Item Details

Title: Multiplex PCR for specific and robust detection of Xanthomonas campestris pv. musacearum in pure culture and infected plant material

Date Published: 2011
Author/s: J. Adriko, V. Aritua, C. N. Mortensen, W. K. Tushemereirwe, J. Kubiribab and O. S. Lund
Data publication:
Funding Agency : DANIDA under the ENRECA project LIFE – 731
Copyright/patents/trade marks: British Society for Plant Pathology, BSPP
Journal Publisher: Plant Pathology
Affiliation: Danish Seed Health Centre for Developing Countries, Department of Agriculture and Ecology, Faculty of Life Sciences, University of
Copenhagen, Hoejbakkegaard Alle 30 DK-2630 Taastrup, Denmark; bNational Banana Research Programme, National Agricultural
Research Laboratories, PO Box 7065, Kampala, Uganda; and cCitrus Research and Education Center, University of Florida, 700
Experiment Station Road, Lake Alfred, FL 33850, USA
Keywords: Banana, general secretion pathway protein D, multiplex PCR, specific disease diagnosis, Xanthomonas campestris pv. musacearum


The present study developed a pathovar-specific PCR for the detection of Xanthomonas campestris pv. musacearum (Xcm),
the cause of banana xanthomonas wilt, by amplification of a 265-bp region of the gene encoding the general secretion
pathway protein D (GspD).
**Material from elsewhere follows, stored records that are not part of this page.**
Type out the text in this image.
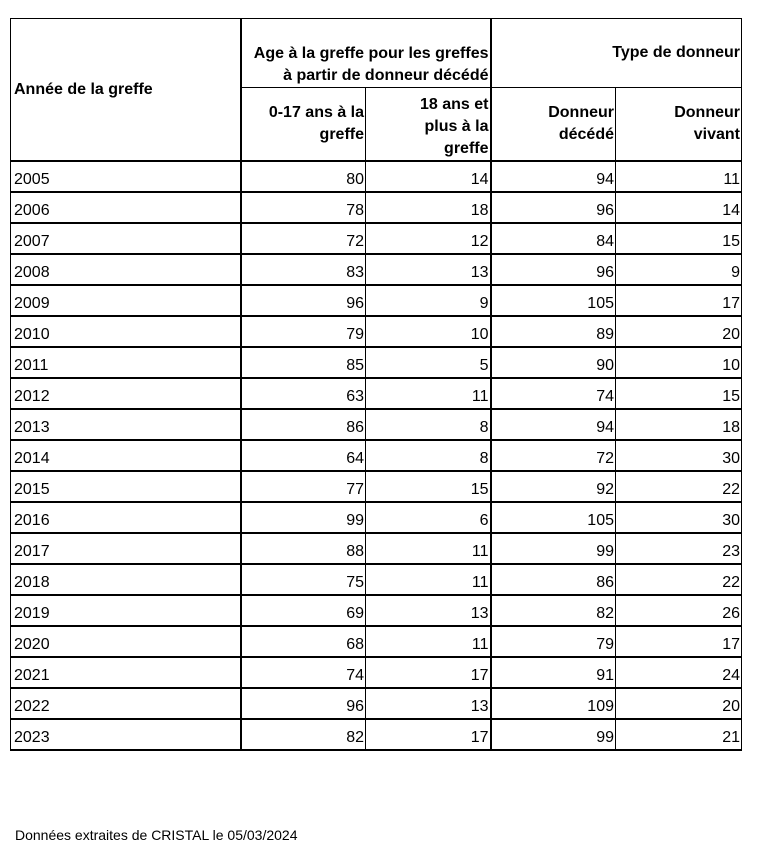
Année de la greffe	Age à la greffe pour les greffes à partir de donneur décédé		Type de donneur	
	0-17 ans à la greffe	18 ans et plus à la greffe	Donneur décédé	Donneur vivant
2005	80	14	94	11
2006	78	18	96	14
2007	72	12	84	15
2008	83	13	96	9
2009	96	9	105	17
2010	79	10	89	20
2011	85	5	90	10
2012	63	11	74	15
2013	86	8	94	18
2014	64	8	72	30
2015	77	15	92	22
2016	99	6	105	30
2017	88	11	99	23
2018	75	11	86	22
2019	69	13	82	26
2020	68	11	79	17
2021	74	17	91	24
2022	96	13	109	20
2023	82	17	99	21
Données extraites de CRISTAL le 05/03/2024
A distinct DNA fragment of the expected size was amplified from genomic DNA from all of 12
Xcm isolates tested and no amplification of DNA was observed from other xanthomonads or plant-associated bacteria,
including the two closely related species Xanthomonas vasicola pv. holcicola and Xanthomonas axonopodis pv. vasculorum.
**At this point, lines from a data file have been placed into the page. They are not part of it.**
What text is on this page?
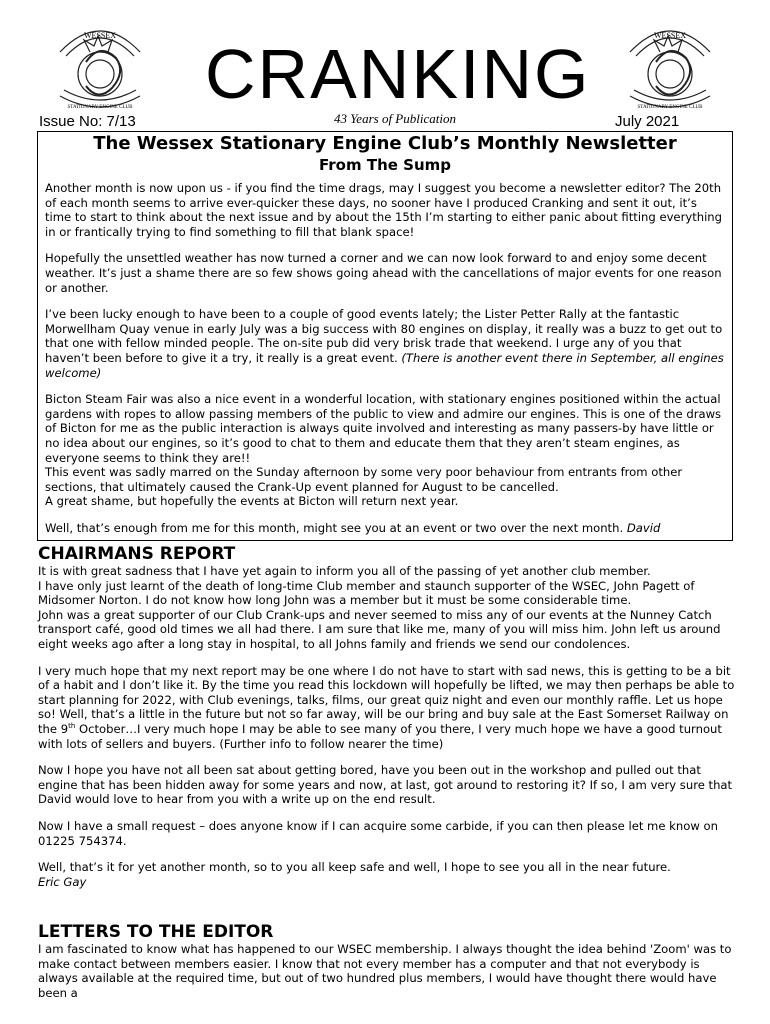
WESSEX
STATIONARY ENGINE CLUB
WESSEX
STATIONARY ENGINE CLUB
CRANKING
Issue No: 7/13	43 Years of Publication	July 2021
The Wessex Stationary Engine Club’s Monthly Newsletter
From The Sump

Another month is now upon us - if you find the time drags, may I suggest you become a newsletter editor? The 20th of each month seems to arrive ever-quicker these days, no sooner have I produced Cranking and sent it out, it’s time to start to think about the next issue and by about the 15th I’m starting to either panic about fitting everything in or frantically trying to find something to fill that blank space!

Hopefully the unsettled weather has now turned a corner and we can now look forward to and enjoy some decent weather. It’s just a shame there are so few shows going ahead with the cancellations of major events for one reason or another.

I’ve been lucky enough to have been to a couple of good events lately; the Lister Petter Rally at the fantastic Morwellham Quay venue in early July was a big success with 80 engines on display, it really was a buzz to get out to that one with fellow minded people. The on-site pub did very brisk trade that weekend. I urge any of you that haven’t been before to give it a try, it really is a great event. (There is another event there in September, all engines welcome)

Bicton Steam Fair was also a nice event in a wonderful location, with stationary engines positioned within the actual gardens with ropes to allow passing members of the public to view and admire our engines. This is one of the draws of Bicton for me as the public interaction is always quite involved and interesting as many passers-by have little or no idea about our engines, so it’s good to chat to them and educate them that they aren’t steam engines, as everyone seems to think they are!!

This event was sadly marred on the Sunday afternoon by some very poor behaviour from entrants from other sections, that ultimately caused the Crank-Up event planned for August to be cancelled.

A great shame, but hopefully the events at Bicton will return next year.

Well, that’s enough from me for this month, might see you at an event or two over the next month. David

CHAIRMANS REPORT

It is with great sadness that I have yet again to inform you all of the passing of yet another club member.

I have only just learnt of the death of long-time Club member and staunch supporter of the WSEC, John Pagett of Midsomer Norton. I do not know how long John was a member but it must be some considerable time.

John was a great supporter of our Club Crank-ups and never seemed to miss any of our events at the Nunney Catch transport café, good old times we all had there. I am sure that like me, many of you will miss him. John left us around eight weeks ago after a long stay in hospital, to all Johns family and friends we send our condolences.

I very much hope that my next report may be one where I do not have to start with sad news, this is getting to be a bit of a habit and I don’t like it. By the time you read this lockdown will hopefully be lifted, we may then perhaps be able to start planning for 2022, with Club evenings, talks, films, our great quiz night and even our monthly raffle. Let us hope so! Well, that’s a little in the future but not so far away, will be our bring and buy sale at the East Somerset Railway on the 9th October…I very much hope I may be able to see many of you there, I very much hope we have a good turnout with lots of sellers and buyers. (Further info to follow nearer the time)

Now I hope you have not all been sat about getting bored, have you been out in the workshop and pulled out that engine that has been hidden away for some years and now, at last, got around to restoring it? If so, I am very sure that David would love to hear from you with a write up on the end result.

Now I have a small request – does anyone know if I can acquire some carbide, if you can then please let me know on 01225 754374.

Well, that’s it for yet another month, so to you all keep safe and well, I hope to see you all in the near future.

Eric Gay

LETTERS TO THE EDITOR

I am fascinated to know what has happened to our WSEC membership. I always thought the idea behind 'Zoom' was to make contact between members easier. I know that not every member has a computer and that not everybody is always available at the required time, but out of two hundred plus members, I would have thought there would have been a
The Xcm-specific PCR was successfully multiplexed with internal control primers targeting 16S rDNA for application
on DNA from bacterial cultures and with primers targeting plant mitochondrial 26S rDNA for application on DNA
extracted from plant material. Diagnostic discrimination of healthy and infected plants was subsequently demonstrated in
tests on artificially inoculated screenhouse cultivars of banana and field bananas with and without symptoms sampled from
different parts of Uganda. This study therefore demonstrated a robust and specific Xcm diagnostic tool with the added
advantage of applying internal PCR controls for direct quality assessment of results.